Recurrence Relations for $c_1$ and $c_2$

Question

For the following recurrence relation: $a_n = 3a_{n-1}+4a_{n-2}$, where $a_0=3$ and $a_1=2$ I solved it using quadratic equation by $x^2+3x-4$. So I got to $a_n = 4^nc_1 + c_2(-1)^n$. Now to find $c_1$ and $c_2$, my book says that $c_1 =1$ and $c_2=2$. I am so confused as to where that answers came from.
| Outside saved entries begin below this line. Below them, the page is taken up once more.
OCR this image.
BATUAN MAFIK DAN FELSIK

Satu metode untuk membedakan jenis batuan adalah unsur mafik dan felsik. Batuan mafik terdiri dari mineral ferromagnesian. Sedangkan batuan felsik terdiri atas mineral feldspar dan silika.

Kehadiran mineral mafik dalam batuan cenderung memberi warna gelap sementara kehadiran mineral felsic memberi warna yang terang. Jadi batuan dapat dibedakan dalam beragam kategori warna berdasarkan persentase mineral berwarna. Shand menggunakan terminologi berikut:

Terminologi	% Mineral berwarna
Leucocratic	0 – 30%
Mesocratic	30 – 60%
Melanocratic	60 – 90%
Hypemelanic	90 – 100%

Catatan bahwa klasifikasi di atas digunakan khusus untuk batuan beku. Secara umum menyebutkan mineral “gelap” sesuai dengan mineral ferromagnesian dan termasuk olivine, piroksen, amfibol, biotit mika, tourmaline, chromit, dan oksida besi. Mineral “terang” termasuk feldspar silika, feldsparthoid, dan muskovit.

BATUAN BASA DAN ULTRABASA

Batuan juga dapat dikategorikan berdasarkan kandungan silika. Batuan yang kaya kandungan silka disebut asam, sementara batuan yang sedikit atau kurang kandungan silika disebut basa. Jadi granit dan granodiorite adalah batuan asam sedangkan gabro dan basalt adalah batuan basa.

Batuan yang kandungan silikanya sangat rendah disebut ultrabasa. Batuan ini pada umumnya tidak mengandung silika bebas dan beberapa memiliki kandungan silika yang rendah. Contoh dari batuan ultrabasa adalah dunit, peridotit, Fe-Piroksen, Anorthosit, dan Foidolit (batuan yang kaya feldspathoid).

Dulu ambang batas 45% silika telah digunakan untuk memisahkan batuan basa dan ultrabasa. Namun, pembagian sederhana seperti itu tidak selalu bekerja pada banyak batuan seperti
I know that $$a_0=3=c_1+c_2$$ and $$a_1=2=4c_1-c_2$$ but cant see the solution for $c_1$ and $c_2$.

Answer 1

Your equations for $c_1$ and $c_2$ are correct, so just solve them:

$$c_2=a_0 - c_1 \Rightarrow 4c_1-c_2 = 5c_1 - a_0 = a_1 \Rightarrow c_1 = \frac{a_0+a_1}{5}=1, \quad c_2 = 3-1 = 2$$

By the way, your characteristic polynomial should be $x^2 - 3x - 4$, but I guess it was a typo in your question.

Answer 2

You assume that there is a solution $a_n=cr^n$ and substitute that into your recurrence. This gives $cr^n=3cr^{n-1}+4cr^{n-2}$ which simplifies to $r^2-3r-4=0$ (Note the sign difference from what you have). This is solved by $r=4,-1$. Our solution is then $a_n=c_14^n+c_2(-1)^n$. Substituting in we get $3=c_1+c_2, 2=4c_1-c_2, 5=5c_1,c_1=1,c_2=2$. the final solution is then $a_n=4^n+2(-1)^n$